No soy fan de los documentales. En general los encuentro televisivos en un formato de entrevista donde tendenciosamente te llevan hacia lo que el director quiere exponer sin vueltas ni demasiado énfasis en el relato.
A veces los llenan de recursos para distraerte y a veces ni siquiera tienen esa gentileza. Gabor demostró que todavía queda mucho de ese género por elevar. Esta historia empieza desde lo más profundo del director, como un recuerdo que quiere ser atesorado por siempre.
A la memoria no le pedimos que sea objetiva, con lo cual el relato se pierde en la nostalgia y en la admiración que claramente él siente por lo que está contando. Como punto de partida tenemos el conocerlo a él y de qué vive y cuál es su próximo proyecto: “Ojos del mundo” le ha pedido un corto contando sus obras en Bolivia brindando controles y operaciones en aldeas del interior del país, a personas que no tienen otra forma de acceder a estos servicios médicos.
Buscando inspiración de cómo hablar de la ceguera, se encuentra con Gabor. Gabor es un ex director de fotografía que ha perdido la vista hace una década y que hoy vive de alquilar equipos para filmación.
El director de la película lo encuentra cuando renta una cámara que necesita para filmar y Gabor es un excelente medidor de cómo contar el tema que necesita contar.
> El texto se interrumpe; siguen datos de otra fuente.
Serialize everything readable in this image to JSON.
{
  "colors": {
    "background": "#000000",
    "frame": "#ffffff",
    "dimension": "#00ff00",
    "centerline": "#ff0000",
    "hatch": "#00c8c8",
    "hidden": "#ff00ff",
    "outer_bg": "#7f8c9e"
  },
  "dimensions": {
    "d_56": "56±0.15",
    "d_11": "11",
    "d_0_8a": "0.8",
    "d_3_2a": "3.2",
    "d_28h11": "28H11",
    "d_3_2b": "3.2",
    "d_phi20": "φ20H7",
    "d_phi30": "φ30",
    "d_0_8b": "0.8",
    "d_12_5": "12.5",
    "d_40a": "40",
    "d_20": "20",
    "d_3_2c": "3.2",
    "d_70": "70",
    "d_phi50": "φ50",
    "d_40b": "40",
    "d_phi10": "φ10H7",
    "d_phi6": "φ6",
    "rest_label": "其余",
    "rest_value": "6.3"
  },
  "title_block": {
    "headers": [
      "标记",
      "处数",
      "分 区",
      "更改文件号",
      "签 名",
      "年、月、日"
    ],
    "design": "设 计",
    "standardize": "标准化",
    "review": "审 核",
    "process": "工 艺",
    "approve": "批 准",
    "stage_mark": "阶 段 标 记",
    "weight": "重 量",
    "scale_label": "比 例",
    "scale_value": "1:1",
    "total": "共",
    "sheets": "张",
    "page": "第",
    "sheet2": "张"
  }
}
Claro que sé que es una persona de carne y hueso, pero creo que lo interesante del relato es que, además, se lo convierte en un gran personaje.
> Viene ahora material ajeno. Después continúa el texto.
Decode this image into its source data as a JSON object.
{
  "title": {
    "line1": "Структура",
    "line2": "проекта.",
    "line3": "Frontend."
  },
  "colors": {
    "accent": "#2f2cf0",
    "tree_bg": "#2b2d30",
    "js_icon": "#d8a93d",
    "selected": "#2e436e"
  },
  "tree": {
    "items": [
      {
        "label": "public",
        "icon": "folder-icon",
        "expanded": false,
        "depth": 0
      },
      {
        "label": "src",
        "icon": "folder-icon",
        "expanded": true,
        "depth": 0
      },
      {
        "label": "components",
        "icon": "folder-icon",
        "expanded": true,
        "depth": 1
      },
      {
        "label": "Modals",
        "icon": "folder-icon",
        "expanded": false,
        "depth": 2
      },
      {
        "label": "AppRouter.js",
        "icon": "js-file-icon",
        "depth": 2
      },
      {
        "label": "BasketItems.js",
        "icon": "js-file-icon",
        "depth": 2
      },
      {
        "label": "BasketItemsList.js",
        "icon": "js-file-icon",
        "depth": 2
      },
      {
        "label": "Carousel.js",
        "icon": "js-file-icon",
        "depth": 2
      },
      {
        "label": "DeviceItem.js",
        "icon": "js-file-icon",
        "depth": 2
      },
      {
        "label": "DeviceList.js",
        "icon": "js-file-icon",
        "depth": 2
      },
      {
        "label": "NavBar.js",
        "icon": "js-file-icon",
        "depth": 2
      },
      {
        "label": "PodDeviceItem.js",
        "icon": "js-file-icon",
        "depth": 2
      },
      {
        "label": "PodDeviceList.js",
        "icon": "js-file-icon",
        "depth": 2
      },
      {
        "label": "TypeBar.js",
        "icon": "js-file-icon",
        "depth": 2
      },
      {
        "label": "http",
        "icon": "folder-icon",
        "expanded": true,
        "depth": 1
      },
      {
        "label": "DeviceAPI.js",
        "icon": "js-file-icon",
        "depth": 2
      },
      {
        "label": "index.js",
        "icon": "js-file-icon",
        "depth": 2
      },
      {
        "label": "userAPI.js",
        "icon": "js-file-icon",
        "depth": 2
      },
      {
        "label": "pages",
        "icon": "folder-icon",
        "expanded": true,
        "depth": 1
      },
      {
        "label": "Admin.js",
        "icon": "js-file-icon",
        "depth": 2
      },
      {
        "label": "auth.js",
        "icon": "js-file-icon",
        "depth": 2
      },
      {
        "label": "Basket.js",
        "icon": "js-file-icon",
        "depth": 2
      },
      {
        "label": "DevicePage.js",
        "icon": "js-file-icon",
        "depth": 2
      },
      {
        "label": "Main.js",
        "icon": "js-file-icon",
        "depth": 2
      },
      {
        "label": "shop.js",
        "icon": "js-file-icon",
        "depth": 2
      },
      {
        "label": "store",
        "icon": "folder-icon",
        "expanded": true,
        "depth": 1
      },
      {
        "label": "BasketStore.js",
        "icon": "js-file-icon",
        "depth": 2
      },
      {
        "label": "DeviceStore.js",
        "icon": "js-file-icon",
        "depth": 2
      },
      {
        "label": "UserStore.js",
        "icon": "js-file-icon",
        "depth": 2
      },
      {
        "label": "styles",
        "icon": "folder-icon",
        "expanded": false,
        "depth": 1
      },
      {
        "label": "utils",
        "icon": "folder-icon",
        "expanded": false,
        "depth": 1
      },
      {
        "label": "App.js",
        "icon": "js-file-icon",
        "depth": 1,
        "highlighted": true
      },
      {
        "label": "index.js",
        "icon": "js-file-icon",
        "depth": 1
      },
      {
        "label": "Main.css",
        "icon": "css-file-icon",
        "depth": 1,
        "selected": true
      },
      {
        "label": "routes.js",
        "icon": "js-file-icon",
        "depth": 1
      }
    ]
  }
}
Por un lado con su amor desmedido al cine y su noción en la composición de cuadro, en la búsqueda de ambientes y de luz y por otro de este hombre que tuvo que resignar la vida que conocía para abrirse a una nueva.
Si a esto sumamos animaciones, una narración con mucha simpleza y sentido del humor y una fotografía muy destacable, bueno, entenderán por qué disfruté tanto esta película. Es inevitable conmoverse frente a esto, frente a los éxitos que se cosechan y a los fracasos, frente a la necesidad de seguir adelante e intentar hacerlo de la manera más digna posible.
Uno de los médicos dice que aprendió mediante una experiencia en la que estuvo con los ojos vendados por tres días que uno puede estar ciego para el resto, pero nunca para uno mismo, que uno empieza a distinguir cada textura y sonido. Y mientras pasa la película uno realmente se rehúsa a creer que Gabor no ve. Pero sí ve: cine.
Aunque nada más en el relato te guste, cosa que dudo dada su simpleza y calidez, verlo a él y su expertise pintando cada frame, es para deleitarse una y otra vez. Muy recomendable.